Выбрать главу

Спрос и предложение

Заведение Финча – 9 футов на 12, Третья авеню, – обещает «чистку шляп электричеством в присутствии заказчика». Если вам случилось попасть ему в лапы, вы его клиент навеки. Мне неведомы производственные тайны Финча, но отныне вам придется чистить шляпу каждые четыре дня.

Финчу, жилистому, нерасторопному субъекту с испитым лицом, можно дать от двадцати до сорока. Поглядеть на него – кажется, он с младых ногтей только тем и занимался, что чистил шляпы.
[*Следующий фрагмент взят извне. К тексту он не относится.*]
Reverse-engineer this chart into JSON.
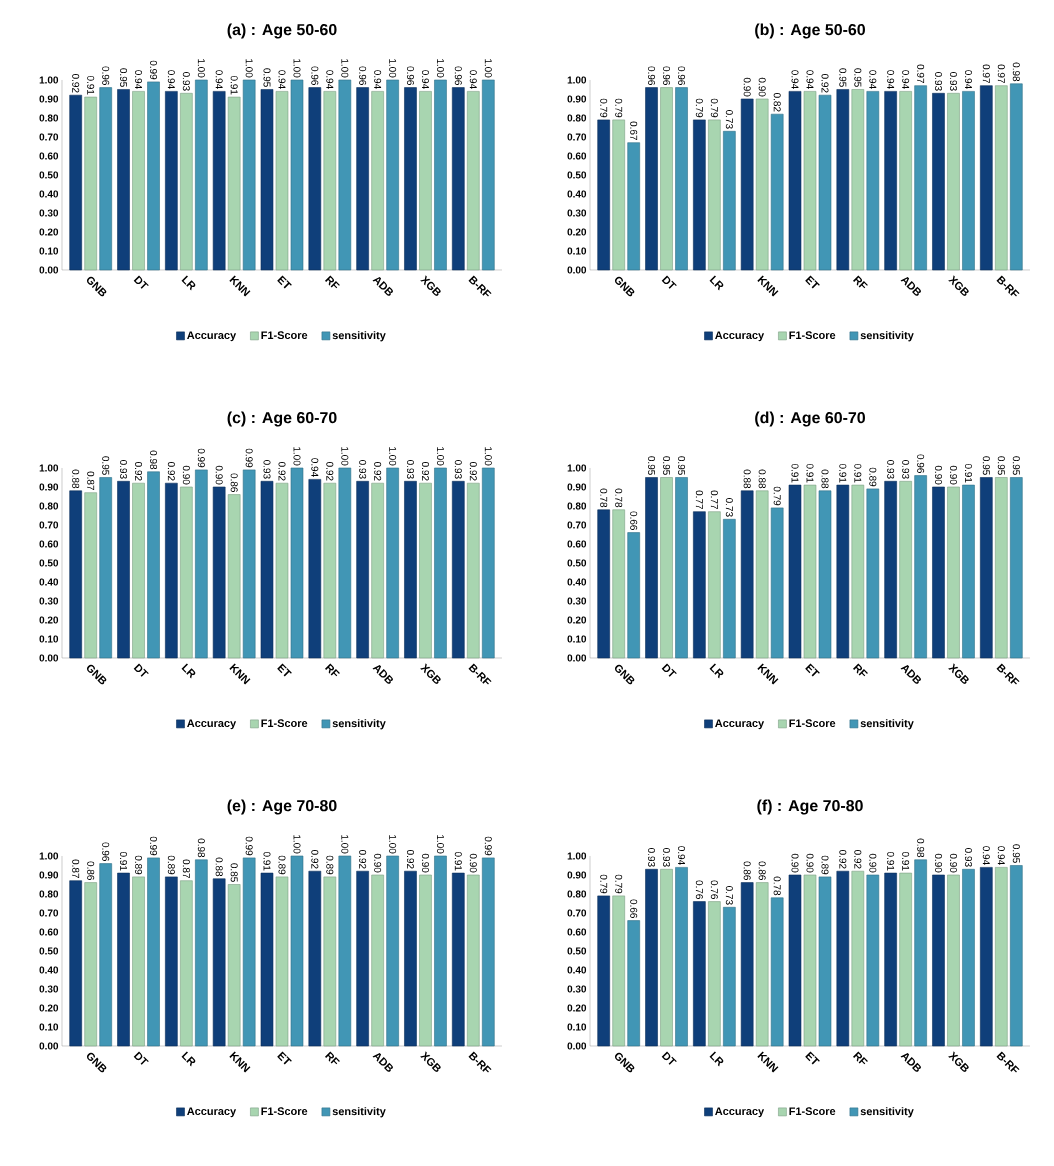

Когда у него нет посетителей, он охотно болтает со мной, и я чищу шляпу чаще, чем требуется, в надежде, что Финч приподнимет завесу над тайнами местных потогонных мастерских.

Как-то я заглянул к Финчу и застал его одного. Он тут же принялся умащать мой головной убор панамского производства своим загадочным составом, притягивающим пыль и грязь как магнит.

– Говорят, индейцы плетут шляпы под водой, – сказал я для затравки.

– Ерунда, – сказал Финч. – Так долго под водой не пробыть ни индейцу, ни белому. Послушайте, вы интересуетесь политикой? Я на днях прочел в газете, что приняли один закон, его еще называют закон спроса и предложения.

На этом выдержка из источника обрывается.